I did a comparison of 2d20 combat vs Pathfinder combat:

At the end I do a short analysis on the pros and cons of the two systems.


Yeah, I’ve actually seen that. Personally, I’m not a fan of mathfinder at all. Way too much rules and options bloat for me. As I said, ideally I’d like to play with experienced players a few times first to learn the basics, then hopefully I’ll be able to run it for others, with some tweaks as needed.

On my first read-through I thought the game was much more crunchy then it actually is. I think part of the reason is character generation is a fairly involved process. However, once you sit down to play the game you find out how fast and smooth it plays. I’ve found it to be one of my all-time favorites to GM. There is something about the system that really keeps players engaged.
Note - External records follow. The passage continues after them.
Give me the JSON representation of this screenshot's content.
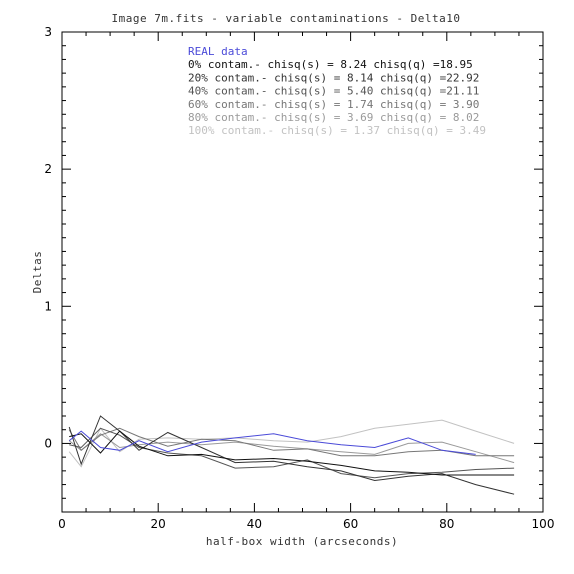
{
  "chart_data": {
    "type": "line",
    "title": "Image 7m.fits - variable contaminations - Delta10",
    "xlabel": "half-box width (arcseconds)",
    "ylabel": "Deltas",
    "xlim": [
      0,
      100
    ],
    "ylim": [
      -0.5,
      3
    ],
    "xticks": [
      "0",
      "20",
      "40",
      "60",
      "80",
      "100"
    ],
    "yticks": [
      "0",
      "1",
      "2",
      "3"
    ],
    "grid": false,
    "legend_position": "top-center",
    "series": [
      {
        "name": "REAL data",
        "color": "#4a4ad8",
        "x": [
          1.5,
          4,
          8,
          12,
          16,
          22,
          29,
          36,
          44,
          51,
          58,
          65,
          72,
          79,
          86
        ],
        "y": [
          0.02,
          0.09,
          -0.03,
          -0.05,
          0.02,
          -0.06,
          0.01,
          0.04,
          0.07,
          0.02,
          -0.01,
          -0.03,
          0.04,
          -0.05,
          -0.08
        ]
      },
      {
        "name": "0% contam.- chisq(s) = 8.24 chisq(q) =18.95",
        "color": "#111111",
        "x": [
          1.5,
          4,
          8,
          12,
          16,
          22,
          29,
          36,
          44,
          51,
          58,
          65,
          72,
          79,
          86,
          94
        ],
        "y": [
          0.05,
          0.07,
          -0.07,
          0.09,
          -0.02,
          -0.09,
          -0.08,
          -0.12,
          -0.11,
          -0.13,
          -0.16,
          -0.2,
          -0.21,
          -0.23,
          -0.23,
          -0.23
        ]
      },
      {
        "name": "20% contam.- chisq(s) = 8.14 chisq(q) =22.92",
        "color": "#333333",
        "x": [
          1.5,
          4,
          8,
          12,
          16,
          22,
          29,
          36,
          44,
          51,
          58,
          65,
          72,
          79,
          86,
          94
        ],
        "y": [
          0.12,
          -0.15,
          0.2,
          0.09,
          -0.05,
          0.08,
          -0.03,
          -0.14,
          -0.13,
          -0.17,
          -0.2,
          -0.27,
          -0.24,
          -0.22,
          -0.3,
          -0.37
        ]
      },
      {
        "name": "40% contam.- chisq(s) = 5.40 chisq(q) =21.11",
        "color": "#555555",
        "x": [
          1.5,
          4,
          8,
          12,
          16,
          22,
          29,
          36,
          44,
          51,
          58,
          65,
          72,
          79,
          86,
          94
        ],
        "y": [
          -0.01,
          -0.03,
          0.11,
          0.06,
          -0.03,
          -0.07,
          -0.09,
          -0.18,
          -0.17,
          -0.12,
          -0.22,
          -0.25,
          -0.22,
          -0.21,
          -0.19,
          -0.18
        ]
      },
      {
        "name": "60% contam.- chisq(s) = 1.74 chisq(q) = 3.90",
        "color": "#777777",
        "x": [
          1.5,
          4,
          8,
          12,
          16,
          22,
          29,
          36,
          44,
          51,
          58,
          65,
          72,
          79,
          86,
          94
        ],
        "y": [
          0.1,
          -0.05,
          0.06,
          0.11,
          0.05,
          -0.02,
          0.03,
          0.02,
          -0.05,
          -0.04,
          -0.09,
          -0.09,
          -0.06,
          -0.05,
          -0.09,
          -0.09
        ]
      },
      {
        "name": "80% contam.- chisq(s) = 3.69 chisq(q) = 8.02",
        "color": "#9a9a9a",
        "x": [
          1.5,
          4,
          8,
          12,
          16,
          22,
          29,
          36,
          44,
          51,
          58,
          65,
          72,
          79,
          86,
          94
        ],
        "y": [
          0.02,
          -0.05,
          0.07,
          -0.03,
          -0.01,
          0.01,
          -0.01,
          0.01,
          -0.02,
          -0.04,
          -0.06,
          -0.08,
          0.0,
          0.01,
          -0.06,
          -0.14
        ]
      },
      {
        "name": "100% contam.- chisq(s) = 1.37 chisq(q) = 3.49",
        "color": "#c2c2c2",
        "x": [
          1.5,
          4,
          8,
          12,
          16,
          22,
          29,
          36,
          44,
          51,
          58,
          65,
          72,
          79,
          86,
          94
        ],
        "y": [
          -0.06,
          -0.17,
          0.11,
          -0.06,
          0.03,
          0.04,
          0.03,
          0.04,
          0.02,
          0.01,
          0.05,
          0.11,
          0.14,
          0.17,
          0.09,
          0.0
        ]
      }
    ]
  }
}
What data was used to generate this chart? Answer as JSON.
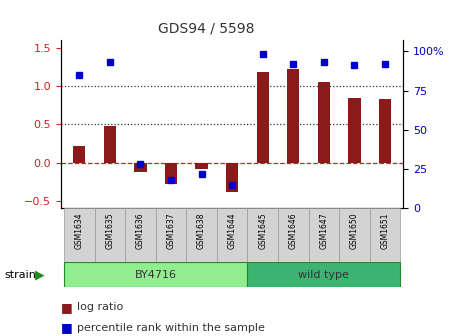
{
  "title": "GDS94 / 5598",
  "samples": [
    "GSM1634",
    "GSM1635",
    "GSM1636",
    "GSM1637",
    "GSM1638",
    "GSM1644",
    "GSM1645",
    "GSM1646",
    "GSM1647",
    "GSM1650",
    "GSM1651"
  ],
  "log_ratio": [
    0.22,
    0.48,
    -0.12,
    -0.28,
    -0.08,
    -0.38,
    1.18,
    1.22,
    1.06,
    0.85,
    0.83
  ],
  "percentile": [
    85,
    93,
    28,
    18,
    22,
    15,
    98,
    92,
    93,
    91,
    92
  ],
  "strain_groups": [
    {
      "label": "BY4716",
      "start": 0,
      "end": 5,
      "color": "#90EE90"
    },
    {
      "label": "wild type",
      "start": 6,
      "end": 10,
      "color": "#3CB371"
    }
  ],
  "bar_color": "#8B1A1A",
  "dot_color": "#0000CC",
  "ylim_left": [
    -0.6,
    1.6
  ],
  "ylim_right": [
    0,
    107
  ],
  "yticks_left": [
    -0.5,
    0.0,
    0.5,
    1.0,
    1.5
  ],
  "yticks_right": [
    0,
    25,
    50,
    75,
    100
  ],
  "yticklabels_right": [
    "0",
    "25",
    "50",
    "75",
    "100%"
  ],
  "hlines": [
    0.0,
    0.5,
    1.0
  ],
  "hline_styles": [
    "dashed",
    "dotted",
    "dotted"
  ],
  "hline_colors": [
    "#CC2222",
    "#333333",
    "#333333"
  ],
  "bg_color": "#FFFFFF",
  "strain_label": "strain",
  "legend_items": [
    "log ratio",
    "percentile rank within the sample"
  ]
}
Characters are much more capable at the start then most games. Something to realize as the GM is that you can stop thinking about “failure” being an obstacle (PC’s will succeed a lot), instead focus on complications (it’s amazing how many 20’s come up when rolling multiple d20’s) and Doom spends being the elements that challenge the heroes.

Look online, there are some folks around who have walked through examples and, assuming they’re still playing online, might let you go along for the ride to learn the ropes.

I ran it some last year and really enjoyed it. However, I did choose to avoid some parts of the game: No sorcery and no hit location, mostly relying on the quickstart. Also, I was willing to make judgment calls and worry about them later, which worked out.

I really felt that the game ran best with a smaller group of players, though. I think it’s really best with, say, two or three PCs, not five. Each PC is pretty capable but five were really ludicrous.

Chargen is complicated but there’s a free builder you can use or start out using one of the free adventures and the pregens. The resident powergamer did, of course, totally jack his character, so be warned—this game isn’t as balanced as, say, modern versions of low level D&D, tend to be, as others have noted.

One thing I’d very much like is a somewhat more “lite” option for Conan as I think the game is eminently suited for a more episodic kind of game, not really a traditional campaign. I think the episodic feel captures the original source material well, being they were short stories, not a modern mega-novel series. However, chargen and advancement in the game are set up more as a traditional campaign.

Oh, and the published adventures are really, really good.

I’d like to run more but don’t have the free time at the moment. I’m doing as many games as I can handle and am now doing a lot of musical accompaniment for charity shows, so I’ll probably have less going forward.